14 Dec 2022
 | 14 Dec 2022

Linking satellites to genes with machine learning to estimate major phytoplankton groups from space

Roy El Hourany, Juan Pierella Karlusich, Lucie Zinger, Hubert Loisel, Marina Levy, and Chris Bowler

Abstract. Ocean color remote sensing offers two decades-long time series of information on phytoplankton abundance. However, determining the structure of the phytoplankton community from this signal is not straightforward, and many uncertainties remain to be evaluated, despite multiple intercomparison efforts of the different available algorithms. Here, we use remote sensing and machine learning to infer the abundance of seven phytoplankton groups at a global scale based on a new molecular method from Tara Oceans. Our dataset is to our knowledge the most comprehensive and complete, available to describe phytoplankton community structure at a global scale using a molecular marker that defines relative abundances of all phytoplankton groups simultaneously. The methodology shows satisfying performances to provide robust estimates of phytoplankton groups using satellite data, with few limitations regarding the global generalization of the method. Furthermore, this new satellite-based methodology allows a valuable global intercomparison with the pigment-based approach used in in-situ and satellite data to identify phytoplankton groups. Nevertheless, these datasets show different, yet coherent information on the phytoplankton, valuable for the understanding of community structure. This makes remote sensing observations excellent tools to collect Essential Biodiversity Variables and provide a foundation for developing marine biodiversity forecasts.
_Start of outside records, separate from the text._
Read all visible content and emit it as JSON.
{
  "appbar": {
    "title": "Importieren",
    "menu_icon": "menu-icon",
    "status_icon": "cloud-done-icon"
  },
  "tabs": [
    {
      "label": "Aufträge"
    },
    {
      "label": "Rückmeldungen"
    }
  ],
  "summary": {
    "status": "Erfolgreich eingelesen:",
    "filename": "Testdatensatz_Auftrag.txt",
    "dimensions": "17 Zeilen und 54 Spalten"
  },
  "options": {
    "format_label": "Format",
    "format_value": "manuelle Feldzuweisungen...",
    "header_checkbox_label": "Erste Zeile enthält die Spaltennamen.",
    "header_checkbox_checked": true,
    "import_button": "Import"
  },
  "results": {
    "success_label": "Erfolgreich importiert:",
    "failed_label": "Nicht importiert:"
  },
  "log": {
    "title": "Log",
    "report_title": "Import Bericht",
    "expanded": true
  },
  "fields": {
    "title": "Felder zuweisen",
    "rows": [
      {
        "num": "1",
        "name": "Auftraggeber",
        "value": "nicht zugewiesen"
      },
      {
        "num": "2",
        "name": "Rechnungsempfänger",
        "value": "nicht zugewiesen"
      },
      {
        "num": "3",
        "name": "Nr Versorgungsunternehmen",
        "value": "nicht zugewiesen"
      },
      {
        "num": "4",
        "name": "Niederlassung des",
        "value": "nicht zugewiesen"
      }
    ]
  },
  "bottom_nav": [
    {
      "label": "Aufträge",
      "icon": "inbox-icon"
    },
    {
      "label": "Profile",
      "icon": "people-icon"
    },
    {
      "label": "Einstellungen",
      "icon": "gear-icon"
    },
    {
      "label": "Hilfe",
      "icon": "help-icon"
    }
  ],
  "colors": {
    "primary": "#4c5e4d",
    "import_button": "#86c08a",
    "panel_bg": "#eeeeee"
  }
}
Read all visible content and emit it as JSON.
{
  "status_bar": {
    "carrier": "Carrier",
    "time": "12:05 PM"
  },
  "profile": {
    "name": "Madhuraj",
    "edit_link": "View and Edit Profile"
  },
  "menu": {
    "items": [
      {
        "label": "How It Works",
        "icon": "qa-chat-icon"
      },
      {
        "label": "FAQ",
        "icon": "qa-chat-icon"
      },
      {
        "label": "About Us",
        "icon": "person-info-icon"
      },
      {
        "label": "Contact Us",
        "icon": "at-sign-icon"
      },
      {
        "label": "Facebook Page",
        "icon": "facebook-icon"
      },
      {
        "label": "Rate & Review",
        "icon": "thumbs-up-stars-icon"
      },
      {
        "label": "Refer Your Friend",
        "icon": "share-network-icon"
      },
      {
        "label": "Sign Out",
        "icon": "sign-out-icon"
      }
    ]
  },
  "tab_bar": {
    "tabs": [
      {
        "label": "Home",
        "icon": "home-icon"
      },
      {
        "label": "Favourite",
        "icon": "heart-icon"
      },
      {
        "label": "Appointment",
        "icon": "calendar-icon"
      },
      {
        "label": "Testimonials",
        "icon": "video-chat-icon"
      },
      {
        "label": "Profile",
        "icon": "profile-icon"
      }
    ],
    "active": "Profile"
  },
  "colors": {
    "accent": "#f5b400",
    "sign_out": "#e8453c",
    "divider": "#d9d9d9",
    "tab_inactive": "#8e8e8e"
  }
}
The requested preprint has a corresponding peer-reviewed final revised paper. You are encouraged to refer to the final revised version.

Short summary
Satellite observations offer valuable information on phytoplankton abundance and community structure. Here, we employ satellite observations to infer seven phytoplankton groups at a global scale based on a new molecular method from Tara Oceans. The link has been established using Machine Learning approaches. The output of this work provides excellent tools to collect Essential Biodiversity Variables and provide a foundation to monitor the evolution of marine biodiversity.